In un contesto globale segnato da incertezza e volatilità dei mercati, Preply si conferma un esempio di resilienza imprenditoriale e innovazione. Il marketplace di apprendimento linguistico ha annunciato il 21 gennaio 2026 una Serie D da 150 milioni di dollari che porta la valutazione dell’azienda a 1,2 miliardi di dollari, raggiungendo lo status di unicorn: una pietra miliare significativa per una startup con radici ucraine e sede all’estero.

Un modello di successo tra sfide e redditività

Fondata nel 2012 da Kirill Bigai, Dmytro Voloshyn e Serge Lukianov, Preply ha iniziato come piattaforma per connettere tutor linguistici e studenti.

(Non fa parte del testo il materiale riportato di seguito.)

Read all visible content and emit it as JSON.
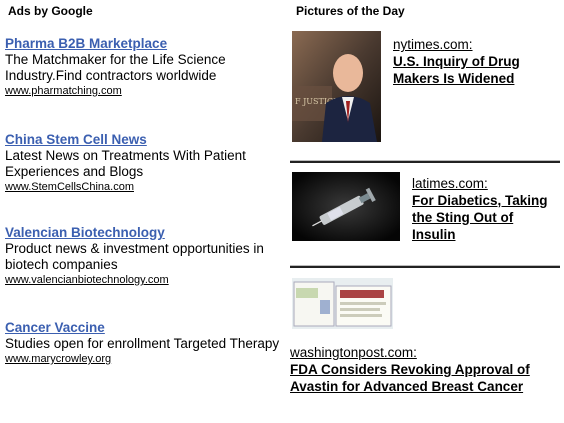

Nel tempo, ha costruito una rete che oggi supera i 100.000 tutor e serve utenti in circa 180 paesi, offrendo lezioni in oltre 90 lingue.

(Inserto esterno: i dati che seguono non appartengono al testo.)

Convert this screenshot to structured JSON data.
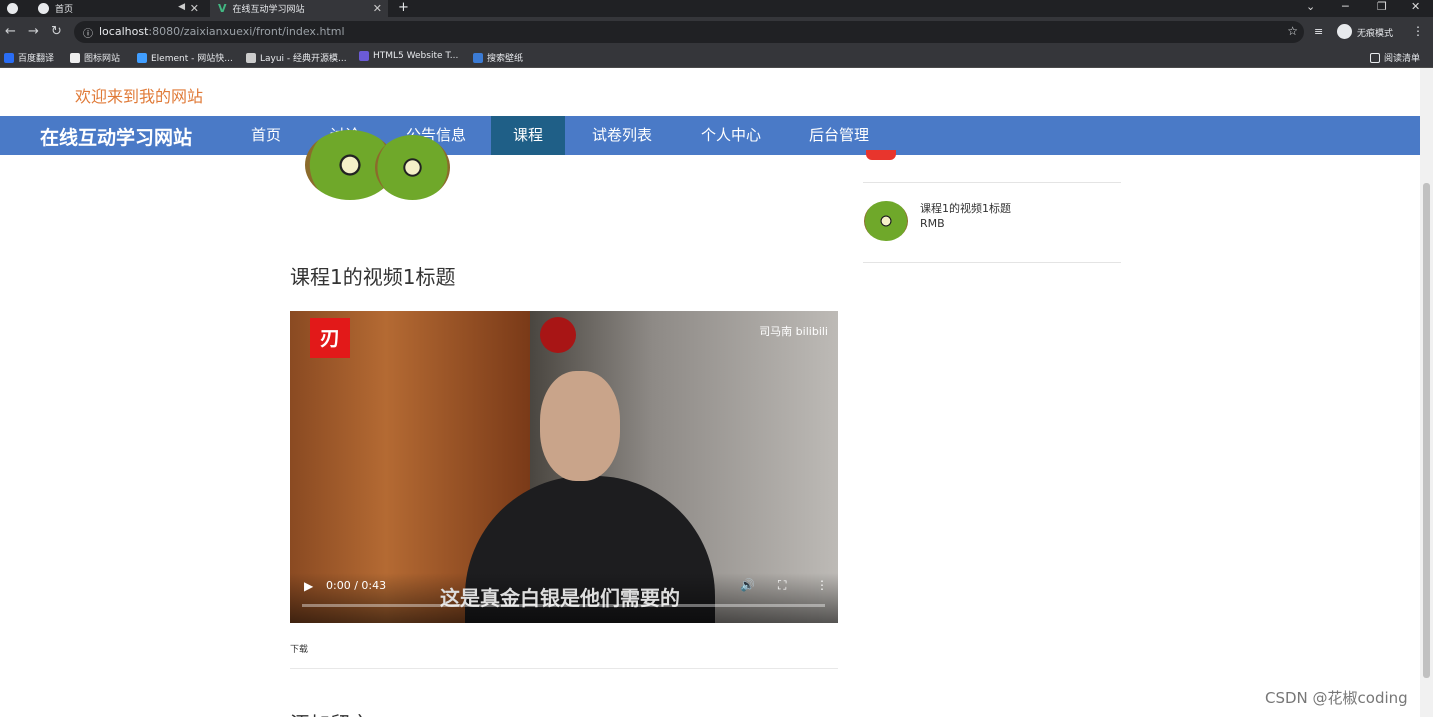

L’annuncio del finanziamento è accompagnato da un dettaglio significativo: Preply è EBITDA positivamente redditizia da dodici mesi. Questo equilibrio tra crescita e sostenibilità economica enfatizza la solidità del modello di business.

L'intelligenza artificiale al servizio dell'apprendimento

Una delle caratteristiche distintive di Preply è l’integrazione dell’IA al servizio del tutor umano. La piattaforma utilizza strumenti di IA per generare sintesi delle lezioni, correzioni grammaticali, esercizi personalizzati e suggerimenti utili ai tutor per preparare materiali didattici.

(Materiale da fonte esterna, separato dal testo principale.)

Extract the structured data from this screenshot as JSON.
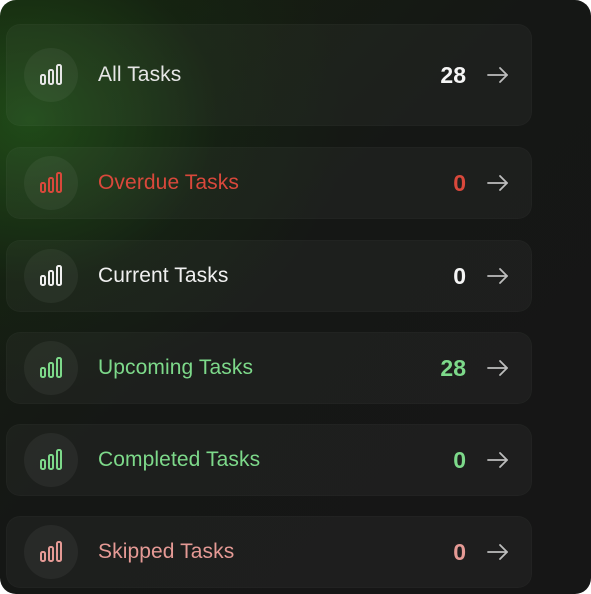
{
  "rows": [
    {
      "label": "All Tasks",
      "count": "28",
      "color": "#e6e6e6",
      "icon": "signal-bars-icon"
    },
    {
      "label": "Overdue Tasks",
      "count": "0",
      "color": "#d9483b",
      "icon": "signal-bars-icon"
    },
    {
      "label": "Current Tasks",
      "count": "0",
      "color": "#f0f0f0",
      "icon": "signal-bars-icon"
    },
    {
      "label": "Upcoming Tasks",
      "count": "28",
      "color": "#7dd98a",
      "icon": "signal-bars-icon"
    },
    {
      "label": "Completed Tasks",
      "count": "0",
      "color": "#7dd98a",
      "icon": "signal-bars-icon"
    },
    {
      "label": "Skipped Tasks",
      "count": "0",
      "color": "#e59a95",
      "icon": "signal-bars-icon"
    }
  ],
  "arrow_icon": "arrow-right-icon"
}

Questo modello, guidato dall'interazione umana ma potenziato dalla tecnologia, consente di preservare il valore della relazione educativa, evitando il rischio di spersonalizzazione.

Uno studio interno ha rilevato che il 96% degli studenti considera essenziale l’interazione umana per i propri progressi, e il 97% attribuisce alla conversazione reale un aumento della fiducia.

Il ruolo strategico della sede in Ucraina

Nonostante lo spostamento dell’hub operativo principale negli Stati Uniti, Preply continua a investire nella sua sede di Kyiv. Dei 750 dipendenti totali, circa 150 operano da Kyiv, affrontando difficoltà come blackout e attacchi. L’azienda garantisce generatori, accesso continuo a internet ed energia, e mantiene l’ufficio aperto 24 ore su 24, 7 giorni su 7, a supporto del team locale.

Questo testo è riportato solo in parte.